How Opus Dei is still synonymous with homophobia

In the past three years, Opus Dei has risen in profile from an obscure Catholic cult to worldwide recognition, thanks mainly to its starring role in the bestselling novel The Da Vinci Code.

It has recently tried to readdress its reputation as a secret and sinister organisation by setting up a website and press office and encouraging members to speak about their faith.

But it has still not managed to shake off rumours of brainwashing, homophobia and murky political influence, alongside derision at practices such as the self-flagellation demanded of its members.

Opus Dei - meaning "the work of God" - was founded in 1928 by a 26-year-old Spanish priest called Josemar a Escriv, who was apparently driven by divine inspiration. The movement was based on the idea that work is a God-given devotion and that spirituality could be practised in everyday life rather than simply in church on Sundays.

Members are either "numeraries" who are celibate and live in communities but go out to work, and "supernumeraries" who marry, have children and live normally. All members attend church every day and are encouraged to perform daily acts of unselfishness.

There is also the much-talked-about act of "mortification of the flesh", where followers do penance for their sins by strapping a spiked bracelet called a cilice to the top of their thigh.

In 1950 Pope Pius XII gave formal approval to Catholics who wanted to join Opus Dei, but the ultra-conservative movement appeared out of step with the liberalising tendencies of Vatican policy in the 1960s.

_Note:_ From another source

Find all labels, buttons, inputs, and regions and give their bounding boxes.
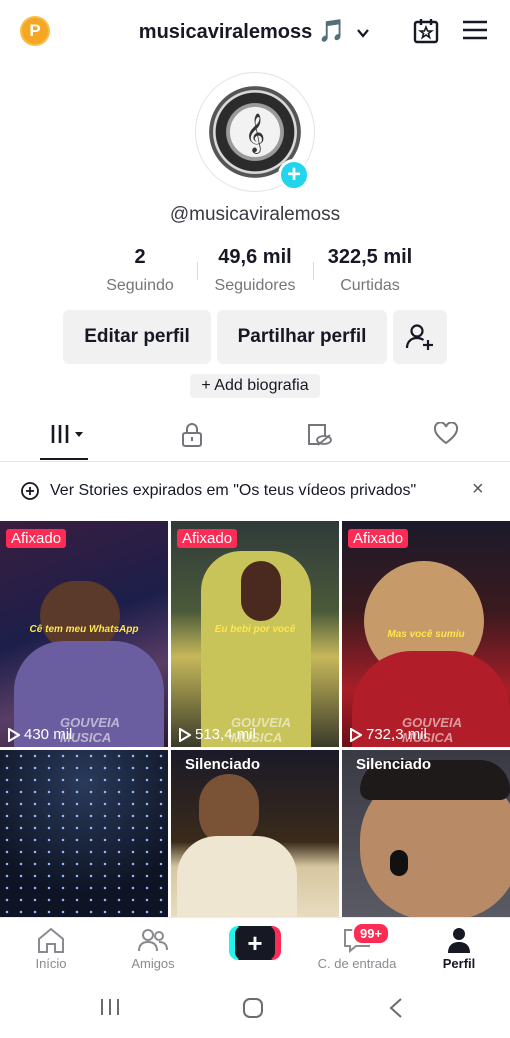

In 1981, Cardinal Basil Hume, the late head of the Catholic Church in England, banned the organisation from working with children amid allegations from former members that they had been brainwashed, forced to sever ties with their families and required to hand over large chunks of their earnings.

But in 1982, Pope John Paul II made Opus Dei a "personal prelature", meaning it was a quasi-diocese that could deal directly with the Vatican and have some influence within the Church. He also put Josemar a Escriv, who had died in 1975, on the fast-track to sainthood - he was eventually canonised in 2002.

The movement is known to have remained ultra-conservative on homosexuality and abortion. Jack Valero, spokesman for Opus Dei in the UK, said: "We do not have a view of our own on homosexuality, we simply follow the teachings of the Catholic Church, which says that sex is for marriage, marriage is between a man and a woman and the child has the right to benefit from the input of both a mother and a father. The Catholic Church would be opposed to civil partnerships in the way they have been enacted in Britain, but it is for each Catholic to work out for themselves."